Just that morning Rainey had emerged at breakfast in an outfit he’d chosen himself. His brown corduroys clashed with his blue-and-white-striped shirt, and I was bothered by his sartorial choices.

  “Morning, Rainey! Can you change your pants?” I asked, as I went to the kitchen to deposit my coffee mug. “You don’t match.”

  “No,” he responded, trailing me defiantly into the kitchen. “Did you hear what I said? I said, ‘No.’ I won’t go change my pants.” He planted himself in the doorway, holding my gaze.

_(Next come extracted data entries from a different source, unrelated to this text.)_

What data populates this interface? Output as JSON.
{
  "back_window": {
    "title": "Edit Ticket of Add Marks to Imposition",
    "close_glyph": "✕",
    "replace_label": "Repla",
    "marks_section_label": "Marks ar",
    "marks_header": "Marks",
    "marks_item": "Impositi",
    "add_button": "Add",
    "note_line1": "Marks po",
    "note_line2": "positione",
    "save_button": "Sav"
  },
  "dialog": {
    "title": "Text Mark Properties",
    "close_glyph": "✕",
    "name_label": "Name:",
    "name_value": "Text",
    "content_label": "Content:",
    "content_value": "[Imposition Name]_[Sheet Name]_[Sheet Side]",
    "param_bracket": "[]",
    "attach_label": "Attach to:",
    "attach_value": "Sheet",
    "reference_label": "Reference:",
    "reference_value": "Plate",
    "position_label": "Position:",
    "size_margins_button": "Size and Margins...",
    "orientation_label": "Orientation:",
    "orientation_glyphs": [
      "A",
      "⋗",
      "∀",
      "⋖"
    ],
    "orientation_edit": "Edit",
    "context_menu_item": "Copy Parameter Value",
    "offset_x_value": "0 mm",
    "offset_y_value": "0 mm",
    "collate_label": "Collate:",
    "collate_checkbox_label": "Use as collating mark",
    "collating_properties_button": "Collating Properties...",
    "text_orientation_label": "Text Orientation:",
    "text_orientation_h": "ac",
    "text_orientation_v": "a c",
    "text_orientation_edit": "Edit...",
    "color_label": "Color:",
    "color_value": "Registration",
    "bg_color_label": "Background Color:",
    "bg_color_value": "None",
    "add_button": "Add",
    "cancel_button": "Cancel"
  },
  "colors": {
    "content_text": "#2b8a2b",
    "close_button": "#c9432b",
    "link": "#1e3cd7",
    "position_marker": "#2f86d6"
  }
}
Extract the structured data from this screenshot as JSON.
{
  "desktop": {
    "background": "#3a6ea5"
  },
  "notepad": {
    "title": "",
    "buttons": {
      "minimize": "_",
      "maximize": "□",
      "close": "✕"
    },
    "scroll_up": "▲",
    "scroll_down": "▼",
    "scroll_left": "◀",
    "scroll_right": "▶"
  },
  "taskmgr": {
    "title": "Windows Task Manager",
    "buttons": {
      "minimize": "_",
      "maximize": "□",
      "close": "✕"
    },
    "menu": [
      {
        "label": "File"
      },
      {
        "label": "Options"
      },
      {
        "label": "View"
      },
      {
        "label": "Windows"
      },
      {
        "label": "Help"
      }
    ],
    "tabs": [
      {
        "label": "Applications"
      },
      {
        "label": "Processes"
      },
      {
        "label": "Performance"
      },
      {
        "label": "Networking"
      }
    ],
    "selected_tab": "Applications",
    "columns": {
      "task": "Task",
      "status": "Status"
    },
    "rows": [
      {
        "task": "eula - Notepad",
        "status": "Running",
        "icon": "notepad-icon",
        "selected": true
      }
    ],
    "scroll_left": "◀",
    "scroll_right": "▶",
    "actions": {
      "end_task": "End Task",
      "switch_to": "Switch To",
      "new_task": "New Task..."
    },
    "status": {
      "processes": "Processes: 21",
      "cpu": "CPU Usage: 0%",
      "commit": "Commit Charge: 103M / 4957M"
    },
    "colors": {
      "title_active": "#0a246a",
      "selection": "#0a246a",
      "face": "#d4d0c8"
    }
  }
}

  Rob and I rejoiced in this display of will. “See?” Rob said. “And yesterday, he arranged all his dinosaurs in the form of an army to face off against his Star Wars characters. He called it ‘Dinosaur Star Wars.’ How do you make Star Wars even cooler than it is? Throw in dinosaurs. How creative is that?”

  “You’re grasping,” I told my husband.

  In truth, all seemed to be going fine. The longer a child stays in the Chinese system, I knew, the harder it might be to “undo” some of its more oppressive effects, and there might even be a point of no return for some Chinese children, but we simply weren’t there yet. It’s also possible Rainey is an outlier personality who might emerge from a Chinese environment with these qualities intact.

  Not only had Rainey figured out adults sometimes lie—cue in Teacher Song’s empty classroom threats—but by four years of age, he was already Santa sleuthing.

  “Are reindeers afraid of Santa?” he’d asked earlier in the winter. We’d been decorating a pine tree from Oregon. The Chinese had begun to adopt Christmas wholesale, though they were more likely to celebrate commercialism than the birth of Christ.

  “No, reindeer are not afraid of Santa,” Rob responded.

  Rainey thought for a long while, hanging a sleigh ornament on our tiny, ocean-container-shipped tree.

  “But deers are afraid of people,” Rainey challenged. “Does this mean Santa is not a person?”